I recently read that number one of the top ten regrets of couples who marry is that they wish they hadn’t stressed so much.

When couples marry, they often have a vision in their minds of their perfect day.  The ceremony will be outside in a gorgeous garden or on the beach.  The weather will be sunny and warm.  It will not be too hot, though, so they will not be in direct sun.  The guests will be perfectly happy to stand throughout the ceremony.  Or sit out in the open.  No problem!

The ceremony?  They’ll have a sand ceremony and a handfasting.  Oh, and maybe fit in a rose presentation and tea ceremony.  Will that make the ceremony too long?  No way!

They will hand make all the invitations, seating place cards and most of the decorations for the reception.  They will hang glass lamps all around the surrounding trees, filled with candles, which will be lit just before the arrival of the bridal party.

Aunty so-and-so will set next to Grandma, even though they haven’t spoken in years.  After all, it’s our day, not theirs.  They will put their differences aside.  Of course they will!  In fact, everyone will be happy for the Bride and Groom to organise the seating and seat whomever they like next to whomever they like!

The Bride and Bridesmaids will wear high heels.  Naturally!  Who cares about mud?  They will walk down to a beautiful song that magically emits from the speaker.  Oh wait, does someone have to be in charge of doing that?  No hassle – they’ll just ask so-and-so to do it.

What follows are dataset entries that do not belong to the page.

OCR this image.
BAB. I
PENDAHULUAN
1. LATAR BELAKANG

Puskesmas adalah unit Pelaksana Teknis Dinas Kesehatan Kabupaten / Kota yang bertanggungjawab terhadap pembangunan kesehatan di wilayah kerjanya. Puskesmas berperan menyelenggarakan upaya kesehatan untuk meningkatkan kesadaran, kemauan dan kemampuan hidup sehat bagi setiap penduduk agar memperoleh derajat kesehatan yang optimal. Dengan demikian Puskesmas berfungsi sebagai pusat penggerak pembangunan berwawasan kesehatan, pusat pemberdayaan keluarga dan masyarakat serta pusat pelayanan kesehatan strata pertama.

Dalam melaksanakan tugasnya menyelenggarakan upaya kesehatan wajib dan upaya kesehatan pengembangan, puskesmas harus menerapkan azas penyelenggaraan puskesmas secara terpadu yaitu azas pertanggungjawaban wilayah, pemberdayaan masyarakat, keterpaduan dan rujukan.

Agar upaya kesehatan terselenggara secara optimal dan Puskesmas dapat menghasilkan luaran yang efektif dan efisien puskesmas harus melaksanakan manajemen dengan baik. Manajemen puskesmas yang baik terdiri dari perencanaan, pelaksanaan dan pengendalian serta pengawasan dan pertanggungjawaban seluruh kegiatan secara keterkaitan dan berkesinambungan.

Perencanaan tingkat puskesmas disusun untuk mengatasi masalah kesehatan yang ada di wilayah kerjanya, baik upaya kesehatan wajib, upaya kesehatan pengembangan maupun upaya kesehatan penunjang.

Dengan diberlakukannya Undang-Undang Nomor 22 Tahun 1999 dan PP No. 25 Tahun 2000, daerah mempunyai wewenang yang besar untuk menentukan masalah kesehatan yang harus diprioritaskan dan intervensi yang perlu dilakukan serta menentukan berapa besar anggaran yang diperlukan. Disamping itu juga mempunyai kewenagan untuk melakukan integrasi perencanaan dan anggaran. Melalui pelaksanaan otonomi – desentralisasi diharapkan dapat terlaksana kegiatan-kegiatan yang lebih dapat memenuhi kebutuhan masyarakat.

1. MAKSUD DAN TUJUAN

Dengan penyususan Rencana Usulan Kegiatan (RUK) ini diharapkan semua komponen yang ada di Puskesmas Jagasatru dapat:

Well, of course, things don’t always go to plan.  The weather, totally outside anyone’s control.  Elderly guests who can’t stand for long periods.  Dehydrated guests waiting up to an hour in the full sun, if they arrive early, for the Procession.  The person in charge of the music has no idea how to do it.  And hand making everything?  You may think that is the easy part, but when you suddenly find yourself spending an hour on every place card – and you have 100 to do – well that’s a lot of time spent on one thing only.

There is really so much to think about and organise at a wedding.  The above is only some of it.  There are photographers, flowers, cake, etc. etc.  So my advice?  Deal with what you have to deal with and delegate whatever you possibly can.  It doesn’t mean you have to give up your dream.  For example, you may be brilliant at craft.  But now is the time to outsource whatever you can afford.   Enlist the help of friends and family.  Most people would be delighted and even flattered to be of assistance.  Don’t be scared to ask for help.  Don’t take too much on your own shoulders.

Have a plan, but be flexible.  And – if things don’t go as smoothly as you wished – go with it.  Laugh.  Some of the best weddings I have conducted were when something spontaneous happened.  Relax!  And delegate, delegate, delegate!!